Whenever the early Christians entered a town, the people in power became disturbed and immediately sought to convict the Christians for being “disturbers of the peace” and “outside agitators.”‘ But the Christians pressed on, in the conviction that they were “a colony of heaven,” called to obey God rather than man.

Sounds no different than the Christofascists of today. They’re on a mission from God. They’re crazy beyond your wildest dreams. Think Michele Bachmann or George W. Bush. That kind of crazy.

It’s unfortunate that MLK also subscribes to this ruse that we’re a “Judaeo-Christian” nation. That’s the type of hogwash you usually hear out of the mouth of James Dobson. Everyone knows that the Judeo-Christian myth is historical revisionism. Christianity had nothing to do with the founding of our nation. The founding fathers were deists and atheists and they wanted to ensure that religion played no role in the government. Somebody tell that to MLK.

One day the South will know that when these disinherited children of God sat down at lunch counters, they were in reality standing up for what is best in the American dream and for the most sacred values in our Judaeo Christian heritage, thereby bringing our nation back to those great wells of democracy which were dug deep by the founding fathers in their formulation of the Constitution and the Declaration of Independence.

The Constitution and the Declaration of Independence? Both were written by slave holders, dummy. In any case, the Constitution doesn’t talk about God at all. The Declaration of Independence does talk about “certain inalienable rights” being “endowed by a creator”, which is really strange because Jefferson didn’t believe in that crap. Neither do I. My rights don’t come from a fictitious man in the sky. They come from the government. The government gives them and the government can take them away.

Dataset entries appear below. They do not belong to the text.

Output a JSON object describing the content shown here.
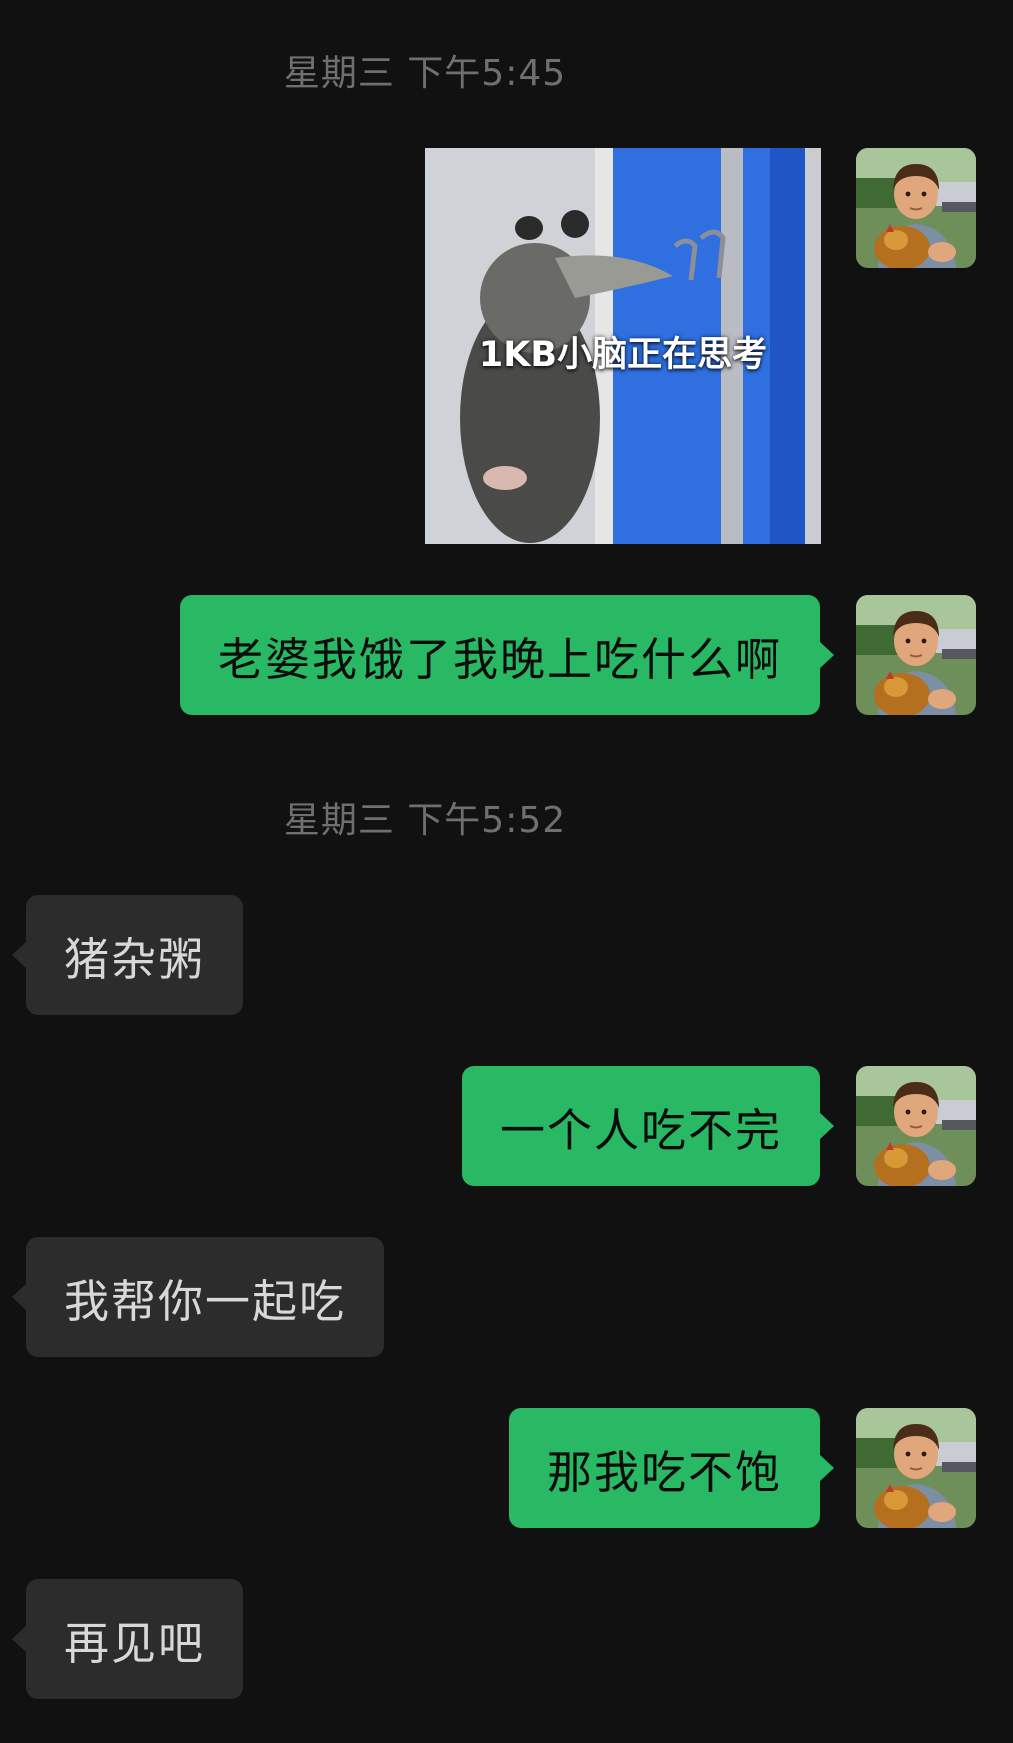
{
  "chat": {
    "timestamps": [
      "星期三 下午5:45",
      "星期三 下午5:52"
    ],
    "sticker": {
      "caption": "1KB小脑正在思考",
      "subject": "opossum-looking-out-window"
    },
    "messages": [
      {
        "sender": "me",
        "text": "老婆我饿了我晚上吃什么啊"
      },
      {
        "sender": "them",
        "text": "猪杂粥"
      },
      {
        "sender": "me",
        "text": "一个人吃不完"
      },
      {
        "sender": "them",
        "text": "我帮你一起吃"
      },
      {
        "sender": "me",
        "text": "那我吃不饱"
      },
      {
        "sender": "them",
        "text": "再见吧"
      }
    ]
  },
  "colors": {
    "background": "#111111",
    "my_bubble": "#29b864",
    "their_bubble": "#2c2c2c",
    "timestamp": "#6f6f6f"
  },
  "icons": {
    "avatar": "boy-with-chicken-avatar"
  }
}
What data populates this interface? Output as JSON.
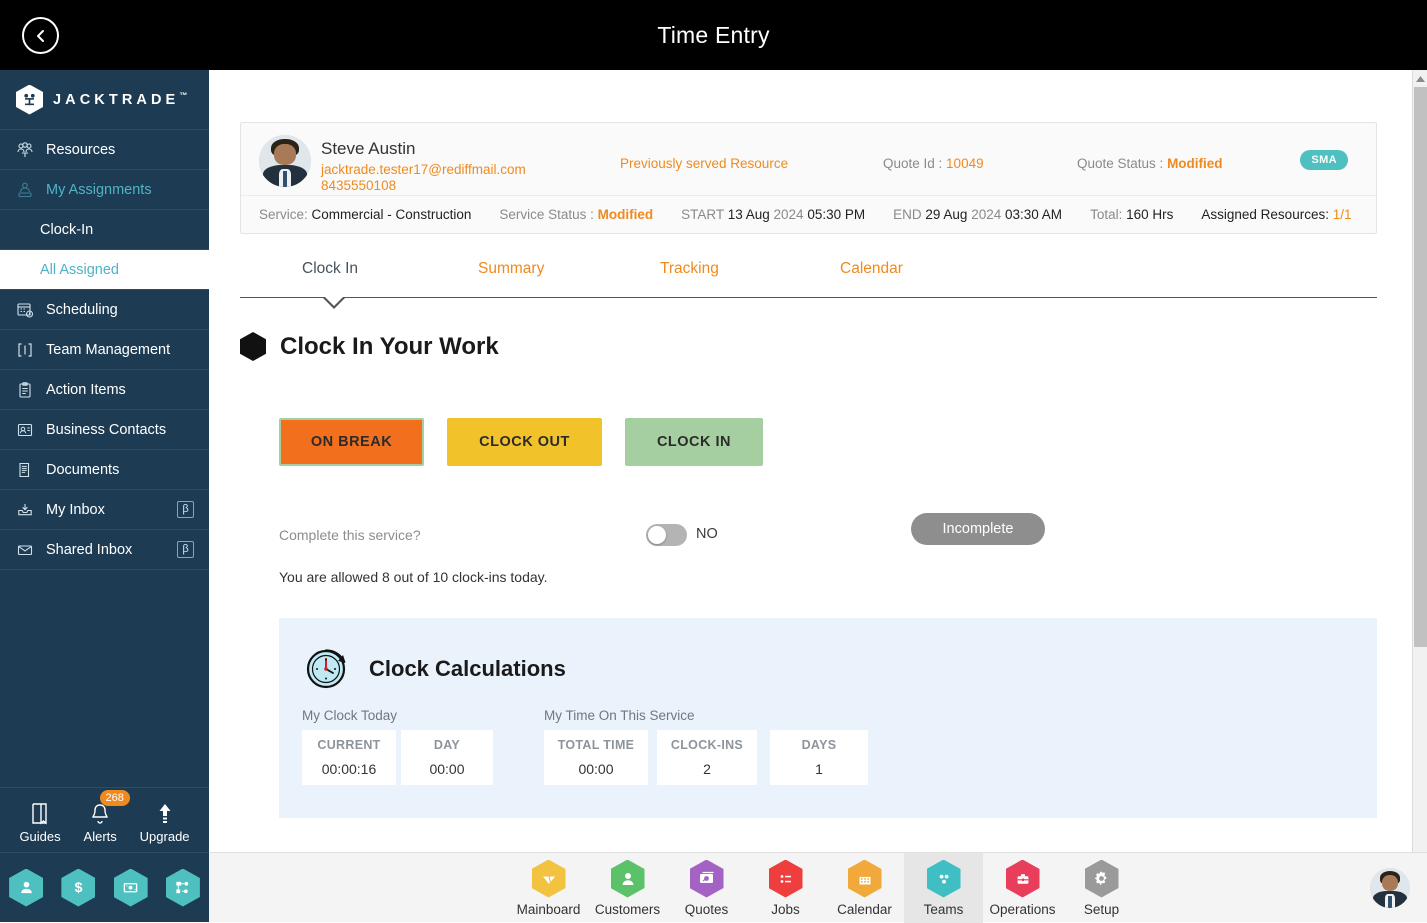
{
  "topbar": {
    "title": "Time Entry",
    "back_icon": "chevron-left-icon"
  },
  "sidebar": {
    "brand": "JACKTRADE",
    "brand_tm": "™",
    "items": [
      {
        "label": "Resources",
        "icon": "people-group-icon",
        "accent": false,
        "sub": false,
        "beta": null
      },
      {
        "label": "My Assignments",
        "icon": "assignment-person-icon",
        "accent": true,
        "sub": false,
        "beta": null
      },
      {
        "label": "Clock-In",
        "icon": null,
        "accent": false,
        "sub": true,
        "beta": null
      },
      {
        "label": "All Assigned",
        "icon": null,
        "accent": true,
        "sub": true,
        "active": true,
        "beta": null
      },
      {
        "label": "Scheduling",
        "icon": "calendar-clock-icon",
        "accent": false,
        "sub": false,
        "beta": null
      },
      {
        "label": "Team Management",
        "icon": "brackets-icon",
        "accent": false,
        "sub": false,
        "beta": null
      },
      {
        "label": "Action Items",
        "icon": "clipboard-list-icon",
        "accent": false,
        "sub": false,
        "beta": null
      },
      {
        "label": "Business Contacts",
        "icon": "contact-card-icon",
        "accent": false,
        "sub": false,
        "beta": null
      },
      {
        "label": "Documents",
        "icon": "document-icon",
        "accent": false,
        "sub": false,
        "beta": null
      },
      {
        "label": "My Inbox",
        "icon": "inbox-download-icon",
        "accent": false,
        "sub": false,
        "beta": "β"
      },
      {
        "label": "Shared Inbox",
        "icon": "envelope-icon",
        "accent": false,
        "sub": false,
        "beta": "β"
      }
    ],
    "tools": [
      {
        "label": "Guides",
        "icon": "book-icon",
        "badge": null
      },
      {
        "label": "Alerts",
        "icon": "bell-icon",
        "badge": "268"
      },
      {
        "label": "Upgrade",
        "icon": "arrow-up-icon",
        "badge": null
      }
    ],
    "hex_shortcuts": [
      {
        "icon": "user-icon"
      },
      {
        "icon": "dollar-icon"
      },
      {
        "icon": "money-transfer-icon"
      },
      {
        "icon": "workflow-icon"
      }
    ]
  },
  "info_card": {
    "person_name": "Steve Austin",
    "person_email": "jacktrade.tester17@rediffmail.com",
    "person_phone": "8435550108",
    "previously_served": "Previously served Resource",
    "quote_id_label": "Quote Id : ",
    "quote_id_value": "10049",
    "quote_status_label": "Quote Status : ",
    "quote_status_value": "Modified",
    "sma_badge": "SMA",
    "service_label": "Service:",
    "service_value": "Commercial - Construction",
    "service_status_label": "Service Status :",
    "service_status_value": "Modified",
    "start_label": "START",
    "start_day": "13 Aug",
    "start_year": "2024",
    "start_time": "05:30 PM",
    "end_label": "END",
    "end_day": "29 Aug",
    "end_year": "2024",
    "end_time": "03:30 AM",
    "total_label": "Total:",
    "total_value": "160 Hrs",
    "assigned_label": "Assigned Resources:",
    "assigned_value": "1/1",
    "accent_color": "#f08a1e",
    "badge_color": "#4fc0c0"
  },
  "tabs": [
    {
      "label": "Clock In",
      "active": true
    },
    {
      "label": "Summary",
      "active": false
    },
    {
      "label": "Tracking",
      "active": false
    },
    {
      "label": "Calendar",
      "active": false
    }
  ],
  "section": {
    "title": "Clock In Your Work",
    "bullet_icon": "hexagon-bullet-icon"
  },
  "actions": {
    "on_break": "ON BREAK",
    "clock_out": "CLOCK OUT",
    "clock_in": "CLOCK IN",
    "on_break_color": "#f2701d",
    "clock_out_color": "#f2c22a",
    "clock_in_color": "#a6cfa1"
  },
  "complete": {
    "question": "Complete this service?",
    "toggle_value": "NO",
    "status_pill": "Incomplete",
    "allowance": "You are allowed 8 out of 10 clock-ins today."
  },
  "calculations": {
    "title": "Clock Calculations",
    "icon": "stopwatch-clock-icon",
    "group_today": "My Clock Today",
    "group_service": "My Time On This Service",
    "stats_today": [
      {
        "key": "CURRENT",
        "value": "00:00:16"
      },
      {
        "key": "DAY",
        "value": "00:00"
      }
    ],
    "stats_service": [
      {
        "key": "TOTAL TIME",
        "value": "00:00"
      },
      {
        "key": "CLOCK-INS",
        "value": "2"
      },
      {
        "key": "DAYS",
        "value": "1"
      }
    ],
    "panel_color": "#eaf2fb"
  },
  "bottom_nav": {
    "items": [
      {
        "label": "Mainboard",
        "icon": "mainboard-icon",
        "color": "#f2c340",
        "active": false
      },
      {
        "label": "Customers",
        "icon": "customers-person-icon",
        "color": "#5cc269",
        "active": false
      },
      {
        "label": "Quotes",
        "icon": "quotes-money-icon",
        "color": "#a462c4",
        "active": false
      },
      {
        "label": "Jobs",
        "icon": "jobs-list-icon",
        "color": "#ef3e3e",
        "active": false
      },
      {
        "label": "Calendar",
        "icon": "calendar-icon",
        "color": "#f2a93b",
        "active": false
      },
      {
        "label": "Teams",
        "icon": "teams-dots-icon",
        "color": "#3fbfc4",
        "active": true
      },
      {
        "label": "Operations",
        "icon": "operations-briefcase-icon",
        "color": "#e83e5c",
        "active": false
      },
      {
        "label": "Setup",
        "icon": "gear-icon",
        "color": "#9a9a9a",
        "active": false
      }
    ],
    "avatar": "user-avatar"
  }
}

Whatever the Jews and the Christians believe, that’s their business. They can follow their own morals all they want, but they can’t force them on me. It’s not part of our “heritage”. Whenever you hear anyone making such an argument, run the other direction as fast as you can. He’s a huckster. He wants to impose Christian Sharia here in America.

I just can’t wait until this orgy of obsequious ass-kissing is over. There’s something seriously wrong with a man who draws his inspiration from St. Paul, Thomas Aquinas, or the “Judeo-Christian heritage” of our nation. When you hear that kind of talk, you should understand that the person speaking is a nut.

If you want to live in a country like that, fine. Move to some Middle Eastern shithole. Or just join the fucking Taliban. I heard they’re looking for soldiers of God. Here in America, religion plays no role in the government. If you happen to have religious sentiments, that’s fine as long as you hide your belief and and vote the opposite when you go to the polls. That’s what the constitution says you have to do.

Sadly, people like Martin Luther King only encourage them.